Adam Lazarus in ‘Daughter’ (John Lauener)

But even as Lazarus’s character is trying to seduce us in Daughter by showing us how he dances with his daughter and what a new man he was during her difficult birth, he betrays himself. To be honest he always seems like a bit of a jerk which works against the dramaturgical set-up.

But the really fascinating thing here is the way the show probes how we, the audience, respond. He keeps pushing and pushing at the line as if daring us to draw it. When will that be? When he slams his daughter onto her bed in anger? Or later? Much, much later?

Daughter is so powerful and unsettling because it blurs the line between performer and character. De Fuut tries to do the same but less fruitfully because it is clear right from the start where the interests of the Lolita-admiring protagonist lie and the lengths to which he will use theatre (he is supposedly writing a play) to get us on side and accept that his sexual attraction to children is a beautiful thing.

At the performance I saw, the audience were not having any of it, and I wanted to cheer them. But I am not sure if that makes the show a success or a failure.

As he proved in Big Mouth, Valentijn Dhaenens is the most mesmerising of performers but Unsung is a slightly overfamiliar story of political ambition wrecked by sexual scandal. But is it the private pictures of private parts that make their way onto social media that are this politician’s undoing? Or his inability to connect with his own feelings and have any empathy for others?

Valentijn Dhaenens in ‘Unsung’ (Murdo Macleod)

Unsung suggests that we are all losers in a world where male politicians are driven primarily by competition, fear of failure and their sexual urges. But the structure of the show is clumsy, the points it makes too obvious, and the character’s coldness works against engagement.

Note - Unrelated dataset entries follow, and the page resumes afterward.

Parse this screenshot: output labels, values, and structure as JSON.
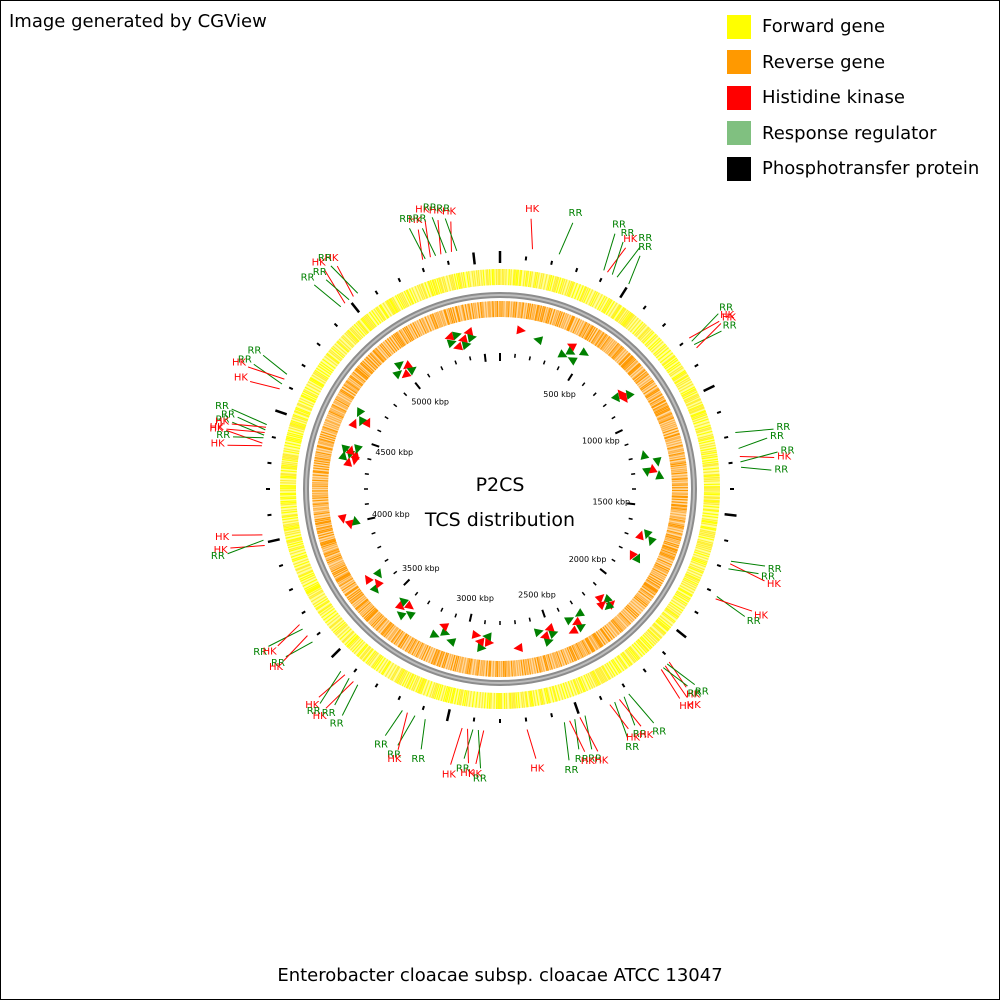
{
  "credit": "Image generated by CGView",
  "organism": "Enterobacter cloacae subsp. cloacae ATCC 13047",
  "center": {
    "line1": "P2CS",
    "line2": "TCS distribution"
  },
  "legend": [
    {
      "label": "Forward gene",
      "color": "#ffff00"
    },
    {
      "label": "Reverse gene",
      "color": "#ff9900"
    },
    {
      "label": "Histidine kinase",
      "color": "#ff0000"
    },
    {
      "label": "Response regulator",
      "color": "#80c080"
    },
    {
      "label": "Phosphotransfer protein",
      "color": "#000000"
    }
  ],
  "colors": {
    "forward": "#ffff66",
    "reverse": "#ffad40",
    "hk": "#ff0000",
    "rr": "#008000",
    "backbone": "#808080",
    "tick": "#000000"
  },
  "genome": {
    "length_kbp": 5600,
    "axis_labels": [
      "500 kbp",
      "1000 kbp",
      "1500 kbp",
      "2000 kbp",
      "2500 kbp",
      "3000 kbp",
      "3500 kbp",
      "4000 kbp",
      "4500 kbp",
      "5000 kbp"
    ],
    "axis_label_kbp": [
      500,
      1000,
      1500,
      2000,
      2500,
      3000,
      3500,
      4000,
      4500,
      5000
    ]
  },
  "labels": [
    {
      "t": "HK",
      "kbp": 120
    },
    {
      "t": "RR",
      "kbp": 220
    },
    {
      "t": "RR",
      "kbp": 395
    },
    {
      "t": "HK",
      "kbp": 410
    },
    {
      "t": "RR",
      "kbp": 430
    },
    {
      "t": "RR",
      "kbp": 450
    },
    {
      "t": "RR",
      "kbp": 500
    },
    {
      "t": "HK",
      "kbp": 800
    },
    {
      "t": "RR",
      "kbp": 815
    },
    {
      "t": "RR",
      "kbp": 830
    },
    {
      "t": "HK",
      "kbp": 845
    },
    {
      "t": "RR",
      "kbp": 1190
    },
    {
      "t": "RR",
      "kbp": 1250
    },
    {
      "t": "HK",
      "kbp": 1280
    },
    {
      "t": "RR",
      "kbp": 1300
    },
    {
      "t": "RR",
      "kbp": 1320
    },
    {
      "t": "RR",
      "kbp": 1670
    },
    {
      "t": "HK",
      "kbp": 1680
    },
    {
      "t": "RR",
      "kbp": 1700
    },
    {
      "t": "RR",
      "kbp": 1810
    },
    {
      "t": "HK",
      "kbp": 1820
    },
    {
      "t": "HK",
      "kbp": 2110
    },
    {
      "t": "RR",
      "kbp": 2120
    },
    {
      "t": "HK",
      "kbp": 2130
    },
    {
      "t": "RR",
      "kbp": 2140
    },
    {
      "t": "HK",
      "kbp": 2150
    },
    {
      "t": "RR",
      "kbp": 2300
    },
    {
      "t": "RR",
      "kbp": 2320
    },
    {
      "t": "HK",
      "kbp": 2340
    },
    {
      "t": "RR",
      "kbp": 2360
    },
    {
      "t": "HK",
      "kbp": 2380
    },
    {
      "t": "RR",
      "kbp": 2480
    },
    {
      "t": "HK",
      "kbp": 2500
    },
    {
      "t": "RR",
      "kbp": 2520
    },
    {
      "t": "HK",
      "kbp": 2540
    },
    {
      "t": "RR",
      "kbp": 2560
    },
    {
      "t": "HK",
      "kbp": 2700
    },
    {
      "t": "HK",
      "kbp": 2860
    },
    {
      "t": "RR",
      "kbp": 2880
    },
    {
      "t": "RR",
      "kbp": 2900
    },
    {
      "t": "HK",
      "kbp": 2920
    },
    {
      "t": "HK",
      "kbp": 2940
    },
    {
      "t": "RR",
      "kbp": 3080
    },
    {
      "t": "RR",
      "kbp": 3120
    },
    {
      "t": "HK",
      "kbp": 3150
    },
    {
      "t": "RR",
      "kbp": 3170
    },
    {
      "t": "RR",
      "kbp": 3360
    },
    {
      "t": "HK",
      "kbp": 3380
    },
    {
      "t": "RR",
      "kbp": 3400
    },
    {
      "t": "HK",
      "kbp": 3420
    },
    {
      "t": "RR",
      "kbp": 3440
    },
    {
      "t": "RR",
      "kbp": 3590
    },
    {
      "t": "HK",
      "kbp": 3620
    },
    {
      "t": "RR",
      "kbp": 3650
    },
    {
      "t": "HK",
      "kbp": 3670
    },
    {
      "t": "HK",
      "kbp": 3990
    },
    {
      "t": "RR",
      "kbp": 4010
    },
    {
      "t": "HK",
      "kbp": 4030
    },
    {
      "t": "HK",
      "kbp": 4360
    },
    {
      "t": "HK",
      "kbp": 4370
    },
    {
      "t": "RR",
      "kbp": 4390
    },
    {
      "t": "RR",
      "kbp": 4400
    },
    {
      "t": "HK",
      "kbp": 4410
    },
    {
      "t": "RR",
      "kbp": 4420
    },
    {
      "t": "HK",
      "kbp": 4430
    },
    {
      "t": "RR",
      "kbp": 4440
    },
    {
      "t": "HK",
      "kbp": 4580
    },
    {
      "t": "RR",
      "kbp": 4600
    },
    {
      "t": "HK",
      "kbp": 4620
    },
    {
      "t": "RR",
      "kbp": 4640
    },
    {
      "t": "RR",
      "kbp": 4960
    },
    {
      "t": "HK",
      "kbp": 4980
    },
    {
      "t": "RR",
      "kbp": 5000
    },
    {
      "t": "HK",
      "kbp": 5020
    },
    {
      "t": "RR",
      "kbp": 5040
    },
    {
      "t": "HK",
      "kbp": 5310
    },
    {
      "t": "RR",
      "kbp": 5320
    },
    {
      "t": "HK",
      "kbp": 5340
    },
    {
      "t": "RR",
      "kbp": 5360
    },
    {
      "t": "HK",
      "kbp": 5380
    },
    {
      "t": "RR",
      "kbp": 5400
    },
    {
      "t": "HK",
      "kbp": 5420
    },
    {
      "t": "RR",
      "kbp": 5440
    }
  ]
}
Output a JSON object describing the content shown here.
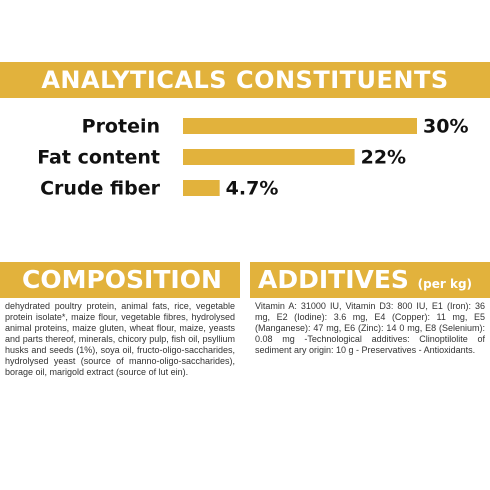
{
  "chart_data": {
    "type": "bar",
    "orientation": "horizontal",
    "title": "ANALYTICALS CONSTITUENTS",
    "categories": [
      "Protein",
      "Fat content",
      "Crude fiber"
    ],
    "values": [
      30,
      22,
      4.7
    ],
    "value_labels": [
      "30%",
      "22%",
      "4.7%"
    ],
    "color": "#e2b23c"
  },
  "composition": {
    "title": "COMPOSITION",
    "text": "dehydrated poultry protein, animal fats, rice, vegetable protein isolate*, maize flour, vegetable fibres, hydrolysed animal proteins, maize gluten, wheat flour, maize, yeasts and parts thereof, minerals, chicory pulp, fish oil, psyllium husks and seeds (1%), soya oil, fructo-oligo-saccharides, hydrolysed yeast (source of manno-oligo-saccharides), borage oil, marigold extract (source of lut ein)."
  },
  "additives": {
    "title": "ADDITIVES",
    "subtitle": "(per kg)",
    "text": "Vitamin A: 31000 IU, Vitamin D3: 800 IU, E1 (Iron): 36 mg, E2 (Iodine): 3.6 mg, E4 (Copper): 11 mg, E5 (Manganese): 47 mg, E6 (Zinc): 14 0 mg, E8 (Selenium): 0.08 mg -Technological additives: Clinoptilolite of sediment ary origin: 10 g - Preservatives - Antioxidants."
  }
}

Roger in Angry Alan is the man next door who we all know. He once thought he was a master of the universe or would at least have a job in middle management for his entire working life. But the world he was born into has changed, he’s lost the trappings that made him feel good about himself and he is bewildered and angry.

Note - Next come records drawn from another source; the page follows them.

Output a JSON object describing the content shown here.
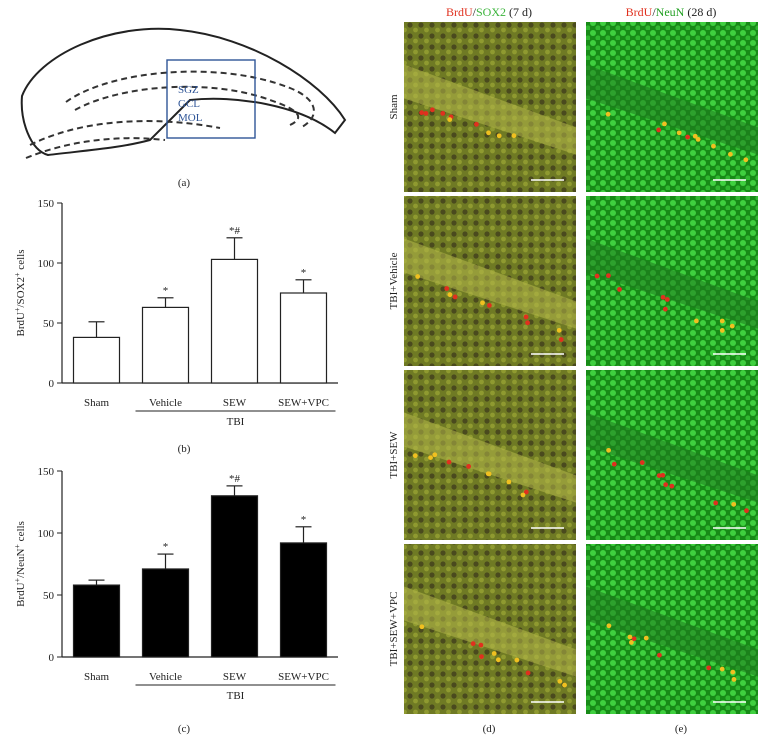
{
  "panels": {
    "a": {
      "letter": "(a)",
      "regions": [
        "SGZ",
        "GCL",
        "MOL"
      ]
    },
    "b": {
      "letter": "(b)"
    },
    "c": {
      "letter": "(c)"
    },
    "d": {
      "letter": "(d)",
      "header": {
        "brdu": "BrdU",
        "slash": "/",
        "marker": "SOX2",
        "time": " (7 d)"
      }
    },
    "e": {
      "letter": "(e)",
      "header": {
        "brdu": "BrdU",
        "slash": "/",
        "marker": "NeuN",
        "time": " (28 d)"
      }
    }
  },
  "row_labels": [
    "Sham",
    "TBI+Vehicle",
    "TBI+SEW",
    "TBI+SEW+VPC"
  ],
  "colors": {
    "brdu": "#e0301e",
    "sox2": "#3cb43c",
    "neun": "#22a022",
    "bar_b": "#ffffff",
    "bar_c": "#000000"
  },
  "chart_data": [
    {
      "type": "bar",
      "panel": "b",
      "categories": [
        "Sham",
        "Vehicle",
        "SEW",
        "SEW+VPC"
      ],
      "group_label": "TBI",
      "values": [
        38,
        63,
        103,
        75
      ],
      "errors": [
        13,
        8,
        18,
        11
      ],
      "significance": [
        "",
        "*",
        "*#",
        "*"
      ],
      "ylabel_parts": [
        "BrdU",
        "+",
        "/SOX2",
        "+",
        " cells"
      ],
      "ylim": [
        0,
        150
      ],
      "yticks": [
        "0",
        "50",
        "100",
        "150"
      ],
      "ytick_values": [
        0,
        50,
        100,
        150
      ]
    },
    {
      "type": "bar",
      "panel": "c",
      "categories": [
        "Sham",
        "Vehicle",
        "SEW",
        "SEW+VPC"
      ],
      "group_label": "TBI",
      "values": [
        58,
        71,
        130,
        92
      ],
      "errors": [
        4,
        12,
        8,
        13
      ],
      "significance": [
        "",
        "*",
        "*#",
        "*"
      ],
      "ylabel_parts": [
        "BrdU",
        "+",
        "/NeuN",
        "+",
        " cells"
      ],
      "ylim": [
        0,
        150
      ],
      "yticks": [
        "0",
        "50",
        "100",
        "150"
      ],
      "ytick_values": [
        0,
        50,
        100,
        150
      ]
    }
  ]
}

That makes him easy pickings for an online men’s group run byAngry Alan” who argues that we are living in a “gynocentric society” and that what men like Roger need are more rights.

It’s not just actions but beliefs too that have consequences in Penelope Skinner’s sharply observed play which combines real online material with a powerful performance by Donald Sage Mackay as Roger.

The show needs more room to breathe than its hour duration allows, and it ends way too abruptly, but it is all too plausible in the way it shows how men who feel like failures can be seduced by others who are peddling their own agendas and self-interest.

Donald Sage Mackay in ‘Angry Alan’ (The Other Richard)

Where do these male feelings of inadequacy begin? Maybe right back in the playground. Gary McNair and Kieran Hurley suggest so in the riotously entertaining Square Go (Paines Plough Roundabout, until 26 August).

A “square go” is a Scottish term for an organised fight between two individuals, and 13-year-old Max (Scott Fletcher) has been called out for his first bout by the class bully, with only his friend Wee Stevie (Gavin Jon Wright) on hand to advise him. Will the quivering Max man up or run away?

Finn den Hertog’s production, which comes with original music courtesy of Frightened Rabbit, makes brilliant use of the circular space as a gladiatorial arena, and McNair and Hurley’s buoyant script pinpoints the confused mix of blustering swagger and sheer terror that these two teenagers feel as they mistakenly believe that to be a real man you have to prove yourself in a fight.

It is both sad and blissfully funny, good on what a father hands down to his son, and quietly indicates that there are ways that boys can become men without the need of throwing a single punch.